The Commerce Department on Friday reported that consumer spending fell a record 13.6% in April from a month earlier following a 6.9 % drop in March. Adjusted for inflation, that places April’s level of spending about 17% below its first quarter average. Put into the annualized terms the Commerce Department uses when reporting gross domestic product—what would happen if the quarterly drop in spending lasted a year—that translates into a 53 % contraction.

Spending has picked up since April. Chase credit and debit card data analyzed by economists at JPMorgan Chase shows that spending has lately been down about 20 % versus a year ago, which compares with 40 % decline in late March. And it seems likely there will be some further improvement through the end of the quarter as states continue to ease restrictions on business.

Even so, the drop in spending in the second quarter is bound to be substantial.
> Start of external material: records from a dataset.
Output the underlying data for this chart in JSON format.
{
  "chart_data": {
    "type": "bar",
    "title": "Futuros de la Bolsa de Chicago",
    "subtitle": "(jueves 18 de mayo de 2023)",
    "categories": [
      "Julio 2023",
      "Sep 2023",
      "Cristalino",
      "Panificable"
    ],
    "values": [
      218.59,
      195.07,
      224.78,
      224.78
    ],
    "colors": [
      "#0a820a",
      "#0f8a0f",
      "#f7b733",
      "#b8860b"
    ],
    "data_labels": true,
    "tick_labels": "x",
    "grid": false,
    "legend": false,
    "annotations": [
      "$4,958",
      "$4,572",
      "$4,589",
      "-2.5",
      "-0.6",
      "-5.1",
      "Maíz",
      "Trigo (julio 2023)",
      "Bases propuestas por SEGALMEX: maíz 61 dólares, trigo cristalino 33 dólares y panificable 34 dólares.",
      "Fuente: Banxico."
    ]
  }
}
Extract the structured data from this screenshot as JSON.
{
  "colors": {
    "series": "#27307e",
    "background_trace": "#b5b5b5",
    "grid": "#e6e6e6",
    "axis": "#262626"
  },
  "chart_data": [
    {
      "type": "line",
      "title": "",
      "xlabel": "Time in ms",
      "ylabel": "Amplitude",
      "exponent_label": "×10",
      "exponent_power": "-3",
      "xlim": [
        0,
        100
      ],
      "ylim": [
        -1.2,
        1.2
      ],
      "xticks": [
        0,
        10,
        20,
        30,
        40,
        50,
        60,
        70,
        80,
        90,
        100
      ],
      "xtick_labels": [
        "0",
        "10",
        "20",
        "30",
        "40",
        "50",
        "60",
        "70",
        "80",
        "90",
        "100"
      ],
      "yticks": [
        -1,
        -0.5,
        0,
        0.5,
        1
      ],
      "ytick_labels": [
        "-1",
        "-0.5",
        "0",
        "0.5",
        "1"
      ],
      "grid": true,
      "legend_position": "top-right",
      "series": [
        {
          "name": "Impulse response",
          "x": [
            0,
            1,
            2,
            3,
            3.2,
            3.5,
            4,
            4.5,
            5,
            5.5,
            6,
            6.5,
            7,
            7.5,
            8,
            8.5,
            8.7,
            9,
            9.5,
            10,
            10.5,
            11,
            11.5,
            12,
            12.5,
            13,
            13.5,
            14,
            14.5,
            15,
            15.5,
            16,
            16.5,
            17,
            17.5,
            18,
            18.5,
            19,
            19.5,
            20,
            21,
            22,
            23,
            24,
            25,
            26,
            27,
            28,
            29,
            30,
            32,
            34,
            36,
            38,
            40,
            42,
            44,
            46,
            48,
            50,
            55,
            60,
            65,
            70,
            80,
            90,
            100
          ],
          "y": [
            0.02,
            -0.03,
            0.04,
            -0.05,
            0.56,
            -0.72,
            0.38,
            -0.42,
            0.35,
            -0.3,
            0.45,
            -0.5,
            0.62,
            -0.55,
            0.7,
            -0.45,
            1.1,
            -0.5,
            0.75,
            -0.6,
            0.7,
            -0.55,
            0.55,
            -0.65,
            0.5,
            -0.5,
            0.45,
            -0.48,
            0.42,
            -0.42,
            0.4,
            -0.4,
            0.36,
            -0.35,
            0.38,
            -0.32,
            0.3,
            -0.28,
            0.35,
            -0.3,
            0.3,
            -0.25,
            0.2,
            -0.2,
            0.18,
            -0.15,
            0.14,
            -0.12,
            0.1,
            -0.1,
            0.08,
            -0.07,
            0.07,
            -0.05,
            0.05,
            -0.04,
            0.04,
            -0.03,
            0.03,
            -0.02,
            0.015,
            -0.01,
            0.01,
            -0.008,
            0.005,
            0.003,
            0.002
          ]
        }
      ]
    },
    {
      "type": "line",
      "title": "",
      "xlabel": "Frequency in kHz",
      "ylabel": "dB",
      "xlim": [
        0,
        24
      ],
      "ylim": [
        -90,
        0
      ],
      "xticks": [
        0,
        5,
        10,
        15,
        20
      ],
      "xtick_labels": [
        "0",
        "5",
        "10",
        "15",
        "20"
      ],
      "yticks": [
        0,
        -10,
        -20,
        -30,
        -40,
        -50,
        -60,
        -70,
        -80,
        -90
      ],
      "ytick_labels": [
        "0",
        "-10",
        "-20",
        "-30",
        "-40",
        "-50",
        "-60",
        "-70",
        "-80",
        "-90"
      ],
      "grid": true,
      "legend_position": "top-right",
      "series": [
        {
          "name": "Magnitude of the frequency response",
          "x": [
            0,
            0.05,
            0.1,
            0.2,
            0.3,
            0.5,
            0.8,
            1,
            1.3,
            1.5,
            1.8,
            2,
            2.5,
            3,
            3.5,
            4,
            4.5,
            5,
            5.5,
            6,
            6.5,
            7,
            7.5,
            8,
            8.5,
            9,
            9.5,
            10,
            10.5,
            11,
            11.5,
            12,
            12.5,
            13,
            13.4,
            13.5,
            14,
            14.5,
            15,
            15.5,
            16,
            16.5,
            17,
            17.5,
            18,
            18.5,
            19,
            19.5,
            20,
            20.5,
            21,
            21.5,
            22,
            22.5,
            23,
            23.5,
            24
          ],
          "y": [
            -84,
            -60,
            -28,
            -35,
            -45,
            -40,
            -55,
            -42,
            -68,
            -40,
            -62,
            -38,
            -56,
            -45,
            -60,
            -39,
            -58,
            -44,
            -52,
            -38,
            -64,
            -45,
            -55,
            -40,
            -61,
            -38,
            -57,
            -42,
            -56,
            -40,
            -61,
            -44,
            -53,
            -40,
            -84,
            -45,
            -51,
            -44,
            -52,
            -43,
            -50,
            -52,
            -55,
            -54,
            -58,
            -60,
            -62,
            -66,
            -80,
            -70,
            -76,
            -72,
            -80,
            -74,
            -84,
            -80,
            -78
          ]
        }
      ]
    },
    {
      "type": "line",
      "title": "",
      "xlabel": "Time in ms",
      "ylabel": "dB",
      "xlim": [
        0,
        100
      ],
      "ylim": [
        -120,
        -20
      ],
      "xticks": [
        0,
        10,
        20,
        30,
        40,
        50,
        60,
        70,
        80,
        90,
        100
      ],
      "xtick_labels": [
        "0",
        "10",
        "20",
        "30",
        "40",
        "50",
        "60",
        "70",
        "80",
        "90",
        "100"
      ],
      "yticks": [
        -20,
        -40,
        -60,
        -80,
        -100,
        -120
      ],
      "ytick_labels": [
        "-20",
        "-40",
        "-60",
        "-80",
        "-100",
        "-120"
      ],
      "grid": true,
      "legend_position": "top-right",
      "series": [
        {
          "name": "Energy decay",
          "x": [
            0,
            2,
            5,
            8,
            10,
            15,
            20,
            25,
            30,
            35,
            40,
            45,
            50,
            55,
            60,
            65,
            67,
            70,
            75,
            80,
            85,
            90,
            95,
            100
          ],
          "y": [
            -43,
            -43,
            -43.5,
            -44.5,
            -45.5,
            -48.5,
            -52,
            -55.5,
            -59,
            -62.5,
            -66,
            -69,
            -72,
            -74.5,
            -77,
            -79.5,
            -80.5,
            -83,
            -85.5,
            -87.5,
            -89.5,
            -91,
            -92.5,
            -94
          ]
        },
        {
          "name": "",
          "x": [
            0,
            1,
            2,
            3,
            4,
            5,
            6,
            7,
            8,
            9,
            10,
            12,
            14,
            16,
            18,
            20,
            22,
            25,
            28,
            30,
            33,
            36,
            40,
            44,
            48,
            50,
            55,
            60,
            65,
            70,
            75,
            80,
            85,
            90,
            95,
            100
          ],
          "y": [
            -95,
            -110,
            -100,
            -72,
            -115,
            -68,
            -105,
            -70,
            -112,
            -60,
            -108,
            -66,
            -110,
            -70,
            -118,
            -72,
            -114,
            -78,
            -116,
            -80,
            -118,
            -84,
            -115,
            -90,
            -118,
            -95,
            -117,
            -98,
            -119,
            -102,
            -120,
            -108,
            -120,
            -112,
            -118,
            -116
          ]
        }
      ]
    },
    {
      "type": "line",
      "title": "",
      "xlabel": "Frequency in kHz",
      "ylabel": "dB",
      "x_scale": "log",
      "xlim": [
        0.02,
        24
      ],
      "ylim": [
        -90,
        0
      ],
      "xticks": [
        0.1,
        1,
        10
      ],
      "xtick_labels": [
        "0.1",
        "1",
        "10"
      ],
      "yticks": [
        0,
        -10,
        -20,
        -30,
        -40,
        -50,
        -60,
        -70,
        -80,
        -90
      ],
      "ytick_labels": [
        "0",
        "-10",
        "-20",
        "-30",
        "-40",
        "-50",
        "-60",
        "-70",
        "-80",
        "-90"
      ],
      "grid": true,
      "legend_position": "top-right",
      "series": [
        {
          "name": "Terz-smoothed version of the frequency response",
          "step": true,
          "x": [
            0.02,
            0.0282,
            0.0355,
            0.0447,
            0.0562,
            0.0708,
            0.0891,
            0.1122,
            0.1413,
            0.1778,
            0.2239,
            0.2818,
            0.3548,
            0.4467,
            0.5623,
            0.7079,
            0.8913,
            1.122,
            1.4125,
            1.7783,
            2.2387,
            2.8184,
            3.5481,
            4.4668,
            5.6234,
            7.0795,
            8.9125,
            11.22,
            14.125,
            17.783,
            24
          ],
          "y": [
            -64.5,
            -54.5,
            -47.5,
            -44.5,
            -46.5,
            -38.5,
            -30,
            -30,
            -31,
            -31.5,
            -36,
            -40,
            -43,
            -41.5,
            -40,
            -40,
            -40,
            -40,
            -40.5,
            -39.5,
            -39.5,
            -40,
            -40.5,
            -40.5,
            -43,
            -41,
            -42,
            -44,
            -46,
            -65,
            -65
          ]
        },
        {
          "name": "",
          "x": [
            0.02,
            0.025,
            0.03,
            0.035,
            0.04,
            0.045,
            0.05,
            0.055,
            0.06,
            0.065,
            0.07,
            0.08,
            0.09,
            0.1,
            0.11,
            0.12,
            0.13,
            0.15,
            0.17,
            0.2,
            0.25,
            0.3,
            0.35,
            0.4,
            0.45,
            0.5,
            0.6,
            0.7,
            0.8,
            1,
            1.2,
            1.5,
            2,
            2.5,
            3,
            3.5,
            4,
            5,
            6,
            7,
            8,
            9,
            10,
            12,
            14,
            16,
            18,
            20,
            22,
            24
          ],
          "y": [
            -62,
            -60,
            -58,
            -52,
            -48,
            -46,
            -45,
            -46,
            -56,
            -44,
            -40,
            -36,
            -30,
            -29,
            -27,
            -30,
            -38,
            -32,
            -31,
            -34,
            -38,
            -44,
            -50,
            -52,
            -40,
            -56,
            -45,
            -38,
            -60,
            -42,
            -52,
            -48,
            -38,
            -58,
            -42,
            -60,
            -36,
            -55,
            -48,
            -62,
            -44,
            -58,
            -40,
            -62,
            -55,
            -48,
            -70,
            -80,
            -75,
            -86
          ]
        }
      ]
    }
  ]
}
If, for example, spending in May and June was half as much below the first quarter average as spending in April was, that still would translate into an annualized decline of nearly 40 %.

Moreover, there are limits to how much spending can rebound. The boost from the stimulus checks most Americans received last month is probably already waning, for example. A recent analysis found, that people with less than USD 500 in their bank accounts spent nearly half of their stimulus payments within 10 days of receiving them.

Then there is the matter of the labour market. Economists expect that next week’s employment report will show that millions more people lost their jobs in May and that the unemployment rate will rise even more. That will make many people reluctant to spend, and that reluctance won’t go away until there are sure signs that the job market is improving, and unemployment has begun to fall. With the Labour Department on Thursday reporting that an additional 2.1 million people filed state unemployment claims last week, that is not close to happening.